As the nation works to mitigate the public health crisis introduced by COVID-19, we have a critical responsibility to ensure a fast and coordinated response to address the growing mental health crisis exacerbated by the pandemic. The data collected from users visiting MHA Screening (at www.mhascreening.org) in 2020 is the largest dataset collected from a help-seeking population experiencing mental health conditions during COVID-19.
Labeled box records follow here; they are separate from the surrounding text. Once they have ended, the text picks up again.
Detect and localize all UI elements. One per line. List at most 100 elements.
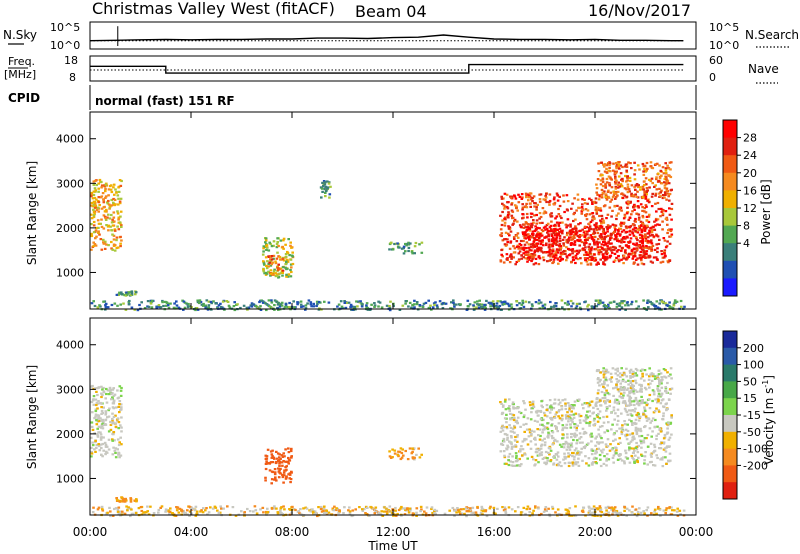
heatmap-cell <box>276 268 280 272</box>
heatmap-cell <box>513 431 516 434</box>
heatmap-cell <box>626 394 630 397</box>
heatmap-cell <box>115 419 119 422</box>
heatmap-cell <box>561 221 564 224</box>
heatmap-cell <box>522 239 525 243</box>
heatmap-cell <box>466 509 470 512</box>
heatmap-cell <box>548 514 552 518</box>
heatmap-cell <box>349 303 353 306</box>
heatmap-cell <box>590 198 593 202</box>
heatmap-cell <box>116 304 119 307</box>
heatmap-cell <box>581 209 585 212</box>
heatmap-cell <box>273 299 277 302</box>
heatmap-cell <box>280 461 284 464</box>
heatmap-cell <box>637 404 641 407</box>
heatmap-cell <box>550 229 553 232</box>
heatmap-cell <box>640 236 644 239</box>
heatmap-cell <box>180 508 183 511</box>
heatmap-cell <box>614 192 618 195</box>
heatmap-cell <box>542 418 545 421</box>
heatmap-cell <box>246 308 249 311</box>
heatmap-cell <box>604 376 608 379</box>
heatmap-cell <box>530 411 533 414</box>
heatmap-cell <box>656 385 660 388</box>
heatmap-cell <box>532 253 535 256</box>
nsearch-tick-top: 10^5 <box>709 21 739 34</box>
heatmap-cell <box>479 512 483 515</box>
heatmap-cell <box>628 402 632 405</box>
heatmap-cell <box>270 482 273 485</box>
heatmap-cell <box>119 303 122 306</box>
heatmap-cell <box>466 299 470 302</box>
heatmap-cell <box>182 300 186 303</box>
heatmap-cell <box>614 182 617 185</box>
heatmap-cell <box>91 399 95 402</box>
heatmap-cell <box>595 263 598 266</box>
heatmap-cell <box>98 178 102 182</box>
heatmap-cell <box>278 453 281 456</box>
heatmap-cell <box>253 505 257 508</box>
heatmap-cell <box>562 252 565 256</box>
heatmap-cell <box>554 242 558 245</box>
heatmap-cell <box>140 301 143 304</box>
heatmap-cell <box>100 412 103 415</box>
heatmap-cell <box>656 223 659 226</box>
heatmap-cell <box>611 209 614 212</box>
heatmap-cell <box>520 197 524 200</box>
heatmap-cell <box>605 253 609 256</box>
heatmap-cell <box>533 249 537 252</box>
heatmap-cell <box>616 402 619 405</box>
heatmap-cell <box>98 204 101 207</box>
heatmap-cell <box>648 407 652 410</box>
heatmap-cell <box>601 425 604 428</box>
heatmap-cell <box>611 223 615 226</box>
heatmap-cell <box>337 511 340 514</box>
heatmap-cell <box>521 213 524 216</box>
heatmap-cell <box>505 193 509 196</box>
heatmap-cell <box>615 398 619 402</box>
heatmap-cell <box>549 255 552 258</box>
heatmap-cell <box>657 207 661 211</box>
heatmap-cell <box>351 308 354 311</box>
heatmap-cell <box>596 237 600 241</box>
heatmap-cell <box>290 270 293 274</box>
heatmap-cell <box>560 258 564 261</box>
heatmap-cell <box>525 422 528 426</box>
heatmap-cell <box>548 201 551 204</box>
heatmap-cell <box>358 506 361 509</box>
heatmap-cell <box>607 421 610 424</box>
power-colorbar-swatch <box>723 225 737 244</box>
heatmap-cell <box>564 456 568 459</box>
heatmap-cell <box>588 415 592 418</box>
heatmap-cell <box>281 271 284 274</box>
heatmap-cell <box>651 234 654 237</box>
heatmap-cell <box>596 178 600 181</box>
heatmap-cell <box>90 204 93 207</box>
heatmap-cell <box>92 220 96 224</box>
heatmap-cell <box>279 457 282 461</box>
heatmap-cell <box>113 229 117 232</box>
heatmap-cell <box>617 379 621 382</box>
heatmap-cell <box>612 245 615 248</box>
heatmap-cell <box>501 210 504 214</box>
heatmap-cell <box>622 217 626 220</box>
heatmap-cell <box>116 438 120 441</box>
heatmap-cell <box>588 225 592 228</box>
heatmap-cell <box>116 389 119 392</box>
heatmap-cell <box>604 193 608 196</box>
heatmap-cell <box>285 273 288 276</box>
heatmap-cell <box>99 196 102 199</box>
heatmap-cell <box>113 228 117 231</box>
heatmap-cell <box>614 187 618 190</box>
heatmap-cell <box>640 454 644 457</box>
heatmap-cell <box>599 219 602 222</box>
heatmap-cell <box>485 299 488 302</box>
heatmap-cell <box>126 293 129 296</box>
heatmap-cell <box>495 307 498 310</box>
heatmap-cell <box>608 226 611 229</box>
heatmap-cell <box>670 433 673 436</box>
heatmap-cell <box>599 404 602 407</box>
heatmap-cell <box>95 235 98 238</box>
heatmap-cell <box>359 300 362 303</box>
heatmap-cell <box>588 512 592 515</box>
heatmap-cell <box>664 171 668 174</box>
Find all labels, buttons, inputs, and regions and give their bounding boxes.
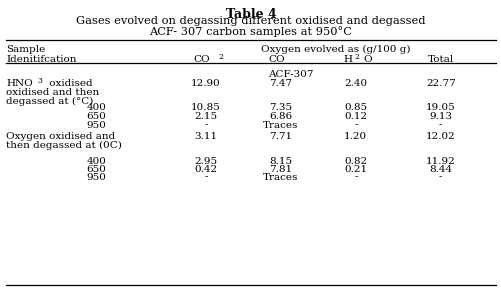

In May 2021, MHA published our brief, Suicide and COVID-19: Communities in Need Across the US, evaluating data from individuals reporting frequent thoughts of suicide or self-harm on the depression screen (PHQ-9). This brief, Severe Depression and COVID-19: Communities in Need Across the US, is the second in our series, and explores the data collected from 233,397 individuals who took a depression screen (PHQ-9) in the United States in 2020 and scored with symptoms of severe depression, to identify states and counties in the U.S. with the greatest need for resources for a timely and effective response.
Depression is a risk factor for suicide, but suicidal ideation and severe depression are distinct mental health challenges, and they can each be experienced independently. While there is overlap between the communities in greatest need of resources to address severe depression and suicidal ideation, there are also key differences, which are presented throughout this brief.
This report also includes recommendations for federal, state, and local strategies to better support individuals at risk of severe depression, using the MHA Screening data.